Yenişehir Fuar Merkezi’nde açılan “Mersin 4.Otomobil, Ticari Araçlar, Motosiklet ve Aksesuarları Fuarı”nda (MOF) stant açan Renault Mersin Yetkili Satıcısı Gürsoy Oto’yu ziyaret eden Renault Mais A.Ş. Genel Müdürü İbrahim Aybar, Renault Mais A.Ş. Türkiye Satış Müdürü Merih Tüzün ile birlikte bir basın toplantısı düzenledi.
Gürsoy Oto Başkanı M.Alper Gürsoy ile Tarsus Yetkili Satıcısı Çayan Otomotiv yetkilisi Ali Çayan’ın da katıldığı toplantıya basın mensuplarının ilgisi büyük oldu.
Gelinen son nokta değişimin göstergesi
Genel Müdür İbrahim Aybar, bu yıl 4. gerçekleşen MOF’da Renault standının tekrar yerini almasının memnuniyet verici olduğunu belirterek, Renault’un geçen yıldan itibaren büyük bir değişim yaşadığını ifade etti.
Fuarda sergilenen tüm otomobillerin geçen yıl lanse edilen ürünler olduğunu hatırlatan Genel Müdür Aybar, bu otomobillerin geldiği son teknolojik nokta ve ortaya koydukları yeni dizaynın yaşanan değişimin en önemli temsilcisi olduğunu bildirdi. “Değişim olmazsa hayat gelişmez” diyen Aybar, ancak burada önemli olanın ihtiyaçların belirlendiği ve insanlığın yeni arayışlar içerisinde olduğu anda, değişimin öncüsü olmak olduğunu vurguladı.

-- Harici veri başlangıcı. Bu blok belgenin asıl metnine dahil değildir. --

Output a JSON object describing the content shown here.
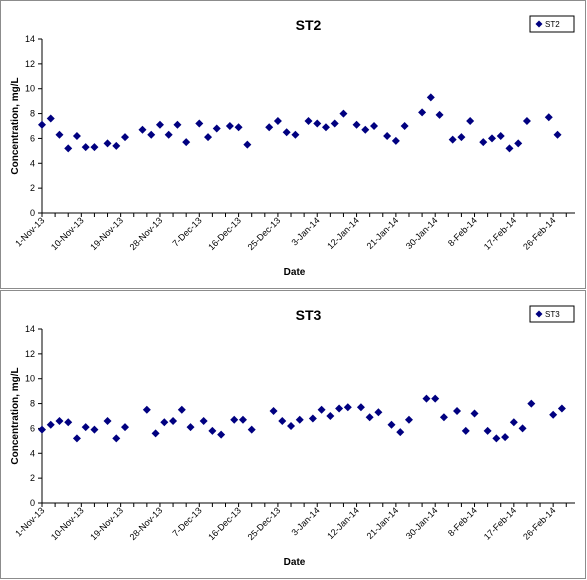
{
  "chart_data": [
    {
      "type": "scatter",
      "title": "ST2",
      "xlabel": "Date",
      "ylabel": "Concentration, mg/L",
      "ylim": [
        0,
        14
      ],
      "yticks": [
        "0",
        "2",
        "4",
        "6",
        "8",
        "10",
        "12",
        "14"
      ],
      "xlim": [
        "2013-11-01",
        "2014-03-03"
      ],
      "xtick_labels": [
        "1-Nov-13",
        "10-Nov-13",
        "19-Nov-13",
        "28-Nov-13",
        "7-Dec-13",
        "16-Dec-13",
        "25-Dec-13",
        "3-Jan-14",
        "12-Jan-14",
        "21-Jan-14",
        "30-Jan-14",
        "8-Feb-14",
        "17-Feb-14",
        "26-Feb-14"
      ],
      "legend_position": "top-right",
      "grid": false,
      "marker_color": "#000080",
      "series": [
        {
          "name": "ST2",
          "points": [
            [
              "2013-11-01",
              7.1
            ],
            [
              "2013-11-03",
              7.6
            ],
            [
              "2013-11-05",
              6.3
            ],
            [
              "2013-11-07",
              5.2
            ],
            [
              "2013-11-09",
              6.2
            ],
            [
              "2013-11-11",
              5.3
            ],
            [
              "2013-11-13",
              5.3
            ],
            [
              "2013-11-16",
              5.6
            ],
            [
              "2013-11-18",
              5.4
            ],
            [
              "2013-11-20",
              6.1
            ],
            [
              "2013-11-24",
              6.7
            ],
            [
              "2013-11-26",
              6.3
            ],
            [
              "2013-11-28",
              7.1
            ],
            [
              "2013-11-30",
              6.3
            ],
            [
              "2013-12-02",
              7.1
            ],
            [
              "2013-12-04",
              5.7
            ],
            [
              "2013-12-07",
              7.2
            ],
            [
              "2013-12-09",
              6.1
            ],
            [
              "2013-12-11",
              6.8
            ],
            [
              "2013-12-14",
              7.0
            ],
            [
              "2013-12-16",
              6.9
            ],
            [
              "2013-12-18",
              5.5
            ],
            [
              "2013-12-23",
              6.9
            ],
            [
              "2013-12-25",
              7.4
            ],
            [
              "2013-12-27",
              6.5
            ],
            [
              "2013-12-29",
              6.3
            ],
            [
              "2014-01-01",
              7.4
            ],
            [
              "2014-01-03",
              7.2
            ],
            [
              "2014-01-05",
              6.9
            ],
            [
              "2014-01-07",
              7.2
            ],
            [
              "2014-01-09",
              8.0
            ],
            [
              "2014-01-12",
              7.1
            ],
            [
              "2014-01-14",
              6.7
            ],
            [
              "2014-01-16",
              7.0
            ],
            [
              "2014-01-19",
              6.2
            ],
            [
              "2014-01-21",
              5.8
            ],
            [
              "2014-01-23",
              7.0
            ],
            [
              "2014-01-27",
              8.1
            ],
            [
              "2014-01-29",
              9.3
            ],
            [
              "2014-01-31",
              7.9
            ],
            [
              "2014-02-03",
              5.9
            ],
            [
              "2014-02-05",
              6.1
            ],
            [
              "2014-02-07",
              7.4
            ],
            [
              "2014-02-10",
              5.7
            ],
            [
              "2014-02-12",
              6.0
            ],
            [
              "2014-02-14",
              6.2
            ],
            [
              "2014-02-16",
              5.2
            ],
            [
              "2014-02-18",
              5.6
            ],
            [
              "2014-02-20",
              7.4
            ],
            [
              "2014-02-25",
              7.7
            ],
            [
              "2014-02-27",
              6.3
            ]
          ]
        }
      ]
    },
    {
      "type": "scatter",
      "title": "ST3",
      "xlabel": "Date",
      "ylabel": "Concentration, mg/L",
      "ylim": [
        0,
        14
      ],
      "yticks": [
        "0",
        "2",
        "4",
        "6",
        "8",
        "10",
        "12",
        "14"
      ],
      "xlim": [
        "2013-11-01",
        "2014-03-03"
      ],
      "xtick_labels": [
        "1-Nov-13",
        "10-Nov-13",
        "19-Nov-13",
        "28-Nov-13",
        "7-Dec-13",
        "16-Dec-13",
        "25-Dec-13",
        "3-Jan-14",
        "12-Jan-14",
        "21-Jan-14",
        "30-Jan-14",
        "8-Feb-14",
        "17-Feb-14",
        "26-Feb-14"
      ],
      "legend_position": "top-right",
      "grid": false,
      "marker_color": "#000080",
      "series": [
        {
          "name": "ST3",
          "points": [
            [
              "2013-11-01",
              5.9
            ],
            [
              "2013-11-03",
              6.3
            ],
            [
              "2013-11-05",
              6.6
            ],
            [
              "2013-11-07",
              6.5
            ],
            [
              "2013-11-09",
              5.2
            ],
            [
              "2013-11-11",
              6.1
            ],
            [
              "2013-11-13",
              5.9
            ],
            [
              "2013-11-16",
              6.6
            ],
            [
              "2013-11-18",
              5.2
            ],
            [
              "2013-11-20",
              6.1
            ],
            [
              "2013-11-25",
              7.5
            ],
            [
              "2013-11-27",
              5.6
            ],
            [
              "2013-11-29",
              6.5
            ],
            [
              "2013-12-01",
              6.6
            ],
            [
              "2013-12-03",
              7.5
            ],
            [
              "2013-12-05",
              6.1
            ],
            [
              "2013-12-08",
              6.6
            ],
            [
              "2013-12-10",
              5.8
            ],
            [
              "2013-12-12",
              5.5
            ],
            [
              "2013-12-15",
              6.7
            ],
            [
              "2013-12-17",
              6.7
            ],
            [
              "2013-12-19",
              5.9
            ],
            [
              "2013-12-24",
              7.4
            ],
            [
              "2013-12-26",
              6.6
            ],
            [
              "2013-12-28",
              6.2
            ],
            [
              "2013-12-30",
              6.7
            ],
            [
              "2014-01-02",
              6.8
            ],
            [
              "2014-01-04",
              7.5
            ],
            [
              "2014-01-06",
              7.0
            ],
            [
              "2014-01-08",
              7.6
            ],
            [
              "2014-01-10",
              7.7
            ],
            [
              "2014-01-13",
              7.7
            ],
            [
              "2014-01-15",
              6.9
            ],
            [
              "2014-01-17",
              7.3
            ],
            [
              "2014-01-20",
              6.3
            ],
            [
              "2014-01-22",
              5.7
            ],
            [
              "2014-01-24",
              6.7
            ],
            [
              "2014-01-28",
              8.4
            ],
            [
              "2014-01-30",
              8.4
            ],
            [
              "2014-02-01",
              6.9
            ],
            [
              "2014-02-04",
              7.4
            ],
            [
              "2014-02-06",
              5.8
            ],
            [
              "2014-02-08",
              7.2
            ],
            [
              "2014-02-11",
              5.8
            ],
            [
              "2014-02-13",
              5.2
            ],
            [
              "2014-02-15",
              5.3
            ],
            [
              "2014-02-17",
              6.5
            ],
            [
              "2014-02-19",
              6.0
            ],
            [
              "2014-02-21",
              8.0
            ],
            [
              "2014-02-26",
              7.1
            ],
            [
              "2014-02-28",
              7.6
            ]
          ]
        }
      ]
    }
  ]
}
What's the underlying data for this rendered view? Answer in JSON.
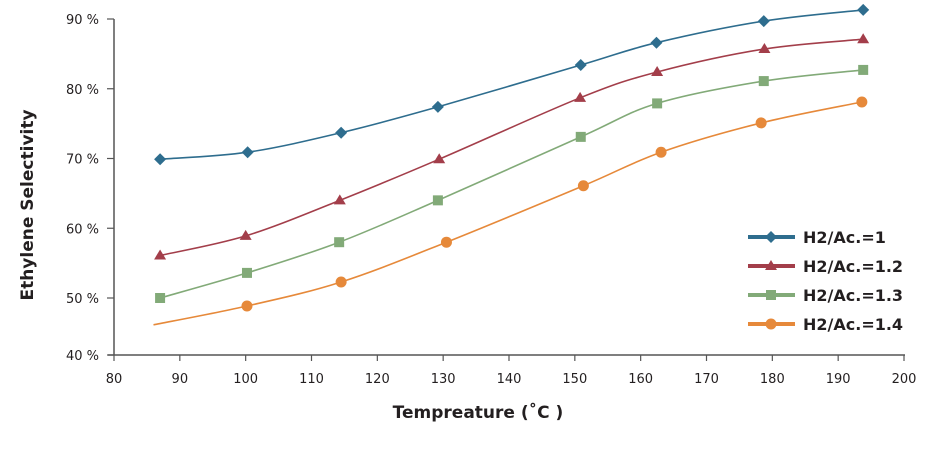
{
  "chart_data": {
    "type": "line",
    "title": "",
    "xlabel": "Tempreature (˚C )",
    "ylabel": "Ethylene Selectivity",
    "xlim": [
      80,
      200
    ],
    "ylim": [
      40,
      90
    ],
    "xticks": [
      "80",
      "90",
      "100",
      "110",
      "120",
      "130",
      "140",
      "150",
      "160",
      "170",
      "180",
      "190",
      "200"
    ],
    "yticks": [
      "40 %",
      "50 %",
      "60 %",
      "70 %",
      "80 %",
      "90 %"
    ],
    "xtick_values": [
      80,
      90,
      100,
      110,
      120,
      130,
      140,
      150,
      160,
      170,
      180,
      190,
      200
    ],
    "ytick_values": [
      40,
      50,
      60,
      70,
      80,
      90
    ],
    "grid": false,
    "legend_position": "right",
    "series": [
      {
        "name": "H2/Ac.=1",
        "color": "#2e6d8e",
        "marker": "diamond",
        "x": [
          87,
          100.3,
          114.5,
          129.2,
          150.9,
          162.4,
          178.7,
          193.8
        ],
        "y": [
          69.9,
          70.9,
          73.7,
          77.4,
          83.4,
          86.6,
          89.7,
          91.3
        ]
      },
      {
        "name": "H2/Ac.=1.2",
        "color": "#a33e4a",
        "marker": "triangle",
        "x": [
          87,
          100,
          114.3,
          129.4,
          150.8,
          162.5,
          178.8,
          193.8
        ],
        "y": [
          56.1,
          58.9,
          64.0,
          69.9,
          78.7,
          82.4,
          85.7,
          87.1
        ]
      },
      {
        "name": "H2/Ac.=1.3",
        "color": "#82aa78",
        "marker": "square",
        "x": [
          87,
          100.2,
          114.2,
          129.2,
          150.9,
          162.5,
          178.7,
          193.8
        ],
        "y": [
          50.0,
          53.6,
          58.0,
          64.0,
          73.1,
          77.9,
          81.1,
          82.7
        ]
      },
      {
        "name": "H2/Ac.=1.4",
        "color": "#e6893a",
        "marker": "circle",
        "x": [
          86,
          100.2,
          114.5,
          130.5,
          151.3,
          163.1,
          178.3,
          193.6
        ],
        "y": [
          45.3,
          48.6,
          52.3,
          58.0,
          66.1,
          70.9,
          75.1,
          78.1
        ],
        "markers_from_index": 1
      }
    ]
  }
}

“Değişimi sosyal projelerle destekliyoruz”
“İşte bu anlamda Renault bu büyük değişimin arkasından yepyeni değişimleri gündeme getirmiştir” diyen İbrahim Aybar, “Megan Hartchback ve Coupe ile başlayan değişim, Laguna Coupe, arkasından Fluence, Grand Scenic, Megan Sport Tourer ve bir süre önce lanse ettiğimiz Koleos ile birlikte ürün çeşidimiz büyük bir zenginliğe kavuştu.
Biz bu değişimi geçen yıl başlatırken ayrıca hiçbir zaman unutmadığımız sosyal sorumluluk projelerimizi de yine Türkiye genelinde dalga dalga yaymaya devam ettik.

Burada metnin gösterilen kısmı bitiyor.